It may not be an opportune time for companies to go public, but don't tell that to former Canopy Growth (CGC 5.67%) CEO Bruce Linton. Linton is still involved in the cannabis industry through Vireo Health (GDNS.F 3.38%), and he's also looking to make a much bigger splash with the launch of a new company called Collective Growth. Given the success he achieved in making Canopy Growth into an industry leader, investors may want to keep a close watch on his latest business.
The company may be on the Nasdaq very soon
On March 2, Collective Growth filed to list on the Nasdaq exchange. The company is looking to raise $150 million that it plans to offer through 15 million units priced at $10 each. If approved, Collective Growth would trade under the ticker symbol CGROU.
The company is eyeing the hemp and cannabidiol (CBD) markets. U.S. regulators legalized hemp-based CBD products federally through the passing of the farm bill in 2018. Linton's familiar with the opportunities in hemp-based CBD products, as Canopy Growth obtained a license to process and produce hemp in January 2019. It remains the Canadian-based cannabis company's best way to penetrate the U.S. market, where the federal government prohibits cannabis products with tetrahydrocannabinol (THC) levels in excess of 0.3%.
However, in his newest venture, Linton is looking at more than just hemp-derived CBD products. He told Yahoo Finance, "What we want to take is the whole plant and create a profit from every element of it." While he didn't offer specifics as to what the company was going to do, he did suggest that they may be looking at acquiring some companies, stating that "we have a great management team and we think we can find some really great targets."
Part of that management team includes former Canopy Growth CFO Tim Saunders, and Geoff Whaling, who is a chairman at the National Hemp Association.
Currently, there's no word on when the new stock may begin trading. However, given the sell-offs that have happened in the markets of late due to fears surrounding the coronavirus, it wouldn't be surprising if Linton and his management team decided to hold off on the listing for now.
Could Linton's new company be a good buy for cannabis investors?
The advantage that Linton has is that he knows the cannabis industry well and can likely spot lots of value in this bear market. Where investors may have concerns is that Canopy Growth struggled to stay out of the red and his new company may require deep pockets. Canopy Growth has Constellation Brands as a key investor that can help guide the pot producer. It also didn't hurt that Constellation gave the company an influx of cash with a $4 billion investment.
It's a much different climate in the cannabis industry today, and investors are more concerned about profits and cash flow than they are just about sales growth and potential. That's why Linton's new company may run into challenges raising money. Even focusing on hemp isn't much of a safer strategy anymore. Charlotte's Web (CWBHF -4.07%) is a leader in that segment, and its stock is down around 80% in the past year, which is in line with how the Marijuana Life Sciences ETF has performed during that time.
Without offering investors something new or a compelling strategy, it's hard to see why Collective Growth will be able to avoid the downward path many pot stocks have been on for the past 12 months.

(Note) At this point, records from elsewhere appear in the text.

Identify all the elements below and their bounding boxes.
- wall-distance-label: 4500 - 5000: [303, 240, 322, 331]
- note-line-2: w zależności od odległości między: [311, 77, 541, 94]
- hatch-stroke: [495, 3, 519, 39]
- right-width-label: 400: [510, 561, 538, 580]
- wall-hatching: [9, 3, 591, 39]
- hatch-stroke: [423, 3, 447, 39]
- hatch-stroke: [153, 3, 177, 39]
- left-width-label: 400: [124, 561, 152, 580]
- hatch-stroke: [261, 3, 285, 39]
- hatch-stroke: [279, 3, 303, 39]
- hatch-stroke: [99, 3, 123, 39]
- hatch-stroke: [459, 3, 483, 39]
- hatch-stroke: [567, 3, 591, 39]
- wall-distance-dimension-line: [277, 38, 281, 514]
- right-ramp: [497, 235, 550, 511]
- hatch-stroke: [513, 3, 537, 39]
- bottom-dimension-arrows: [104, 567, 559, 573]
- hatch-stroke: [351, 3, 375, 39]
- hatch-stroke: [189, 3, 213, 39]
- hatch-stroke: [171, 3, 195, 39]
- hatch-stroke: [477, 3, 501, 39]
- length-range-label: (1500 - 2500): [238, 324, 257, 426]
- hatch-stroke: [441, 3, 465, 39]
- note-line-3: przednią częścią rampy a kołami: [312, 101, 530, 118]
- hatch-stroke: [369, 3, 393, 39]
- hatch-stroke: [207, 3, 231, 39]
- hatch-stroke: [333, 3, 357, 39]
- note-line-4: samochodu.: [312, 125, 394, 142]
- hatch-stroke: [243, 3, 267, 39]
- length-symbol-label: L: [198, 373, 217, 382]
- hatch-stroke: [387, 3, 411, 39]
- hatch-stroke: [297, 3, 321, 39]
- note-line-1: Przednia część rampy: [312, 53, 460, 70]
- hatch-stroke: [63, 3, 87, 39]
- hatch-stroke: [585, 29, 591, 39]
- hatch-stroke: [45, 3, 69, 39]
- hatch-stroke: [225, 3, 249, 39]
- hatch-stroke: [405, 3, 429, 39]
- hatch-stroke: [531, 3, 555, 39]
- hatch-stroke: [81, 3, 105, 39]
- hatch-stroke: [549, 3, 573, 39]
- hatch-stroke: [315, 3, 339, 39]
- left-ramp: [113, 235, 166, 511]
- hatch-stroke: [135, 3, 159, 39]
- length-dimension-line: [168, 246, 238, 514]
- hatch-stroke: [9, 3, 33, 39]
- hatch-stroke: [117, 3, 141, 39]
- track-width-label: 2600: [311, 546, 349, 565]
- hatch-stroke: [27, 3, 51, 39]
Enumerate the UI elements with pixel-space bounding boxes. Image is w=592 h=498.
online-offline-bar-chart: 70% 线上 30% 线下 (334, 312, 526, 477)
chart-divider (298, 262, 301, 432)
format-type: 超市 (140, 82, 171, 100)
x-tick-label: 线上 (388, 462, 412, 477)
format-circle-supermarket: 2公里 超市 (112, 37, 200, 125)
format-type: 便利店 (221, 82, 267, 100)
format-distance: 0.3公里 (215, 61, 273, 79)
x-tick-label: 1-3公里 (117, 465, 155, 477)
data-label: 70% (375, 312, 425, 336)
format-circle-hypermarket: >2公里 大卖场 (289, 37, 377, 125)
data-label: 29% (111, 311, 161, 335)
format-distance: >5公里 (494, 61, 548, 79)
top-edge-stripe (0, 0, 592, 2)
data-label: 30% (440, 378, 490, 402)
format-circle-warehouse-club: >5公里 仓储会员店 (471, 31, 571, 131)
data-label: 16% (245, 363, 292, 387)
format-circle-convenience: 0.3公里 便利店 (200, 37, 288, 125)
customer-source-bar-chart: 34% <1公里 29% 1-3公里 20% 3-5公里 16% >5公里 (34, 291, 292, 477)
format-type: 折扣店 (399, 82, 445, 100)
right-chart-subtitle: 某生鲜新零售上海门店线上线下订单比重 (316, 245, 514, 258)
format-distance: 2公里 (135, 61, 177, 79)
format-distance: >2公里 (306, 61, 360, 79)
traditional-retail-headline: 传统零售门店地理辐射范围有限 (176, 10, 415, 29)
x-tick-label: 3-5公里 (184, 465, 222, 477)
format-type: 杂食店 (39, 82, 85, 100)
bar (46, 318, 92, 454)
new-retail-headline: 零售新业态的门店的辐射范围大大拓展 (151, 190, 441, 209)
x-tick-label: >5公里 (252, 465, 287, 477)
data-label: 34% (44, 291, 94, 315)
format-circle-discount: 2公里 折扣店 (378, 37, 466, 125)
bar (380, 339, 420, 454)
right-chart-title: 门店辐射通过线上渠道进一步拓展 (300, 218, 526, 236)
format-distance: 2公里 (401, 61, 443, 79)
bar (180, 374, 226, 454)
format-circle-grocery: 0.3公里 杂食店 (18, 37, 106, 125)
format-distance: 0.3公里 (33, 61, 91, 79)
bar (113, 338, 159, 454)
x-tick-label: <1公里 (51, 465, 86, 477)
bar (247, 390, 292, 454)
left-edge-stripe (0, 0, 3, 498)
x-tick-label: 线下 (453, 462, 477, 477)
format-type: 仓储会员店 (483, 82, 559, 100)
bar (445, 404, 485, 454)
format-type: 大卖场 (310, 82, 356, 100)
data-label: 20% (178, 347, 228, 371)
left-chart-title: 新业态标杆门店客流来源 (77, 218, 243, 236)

Linton was great at sales and did an impressive job of promoting and building up Canopy Growth to the industry giant it's become. But he may find it harder to do amid so much negativity in the cannabis sector as companies struggle to meet investors' expectations.
Another concern investors may have about Linton is his focus. Between Vireo, Collective Growth, and backing Mind Medicine -- a company in neuro-pharmaceuticals, or psychedelics -- Linton's involved in quite a few different businesses, and his attention may not be entirely on this new venture.
Key takeaway for investors
Collective Growth is an up-and-coming company to keep an eye on, but without any distinguishable reason as to why this company will be a better investment than the pot stocks that are already out there, investors may not see a reason to invest in the stock when it becomes available. Investors would be better off waiting to see some tangible results from Collective Growth before considering buying shares of the company. The industry remains very risky, and a new issue could be particularly vulnerable to the market's volatile swings.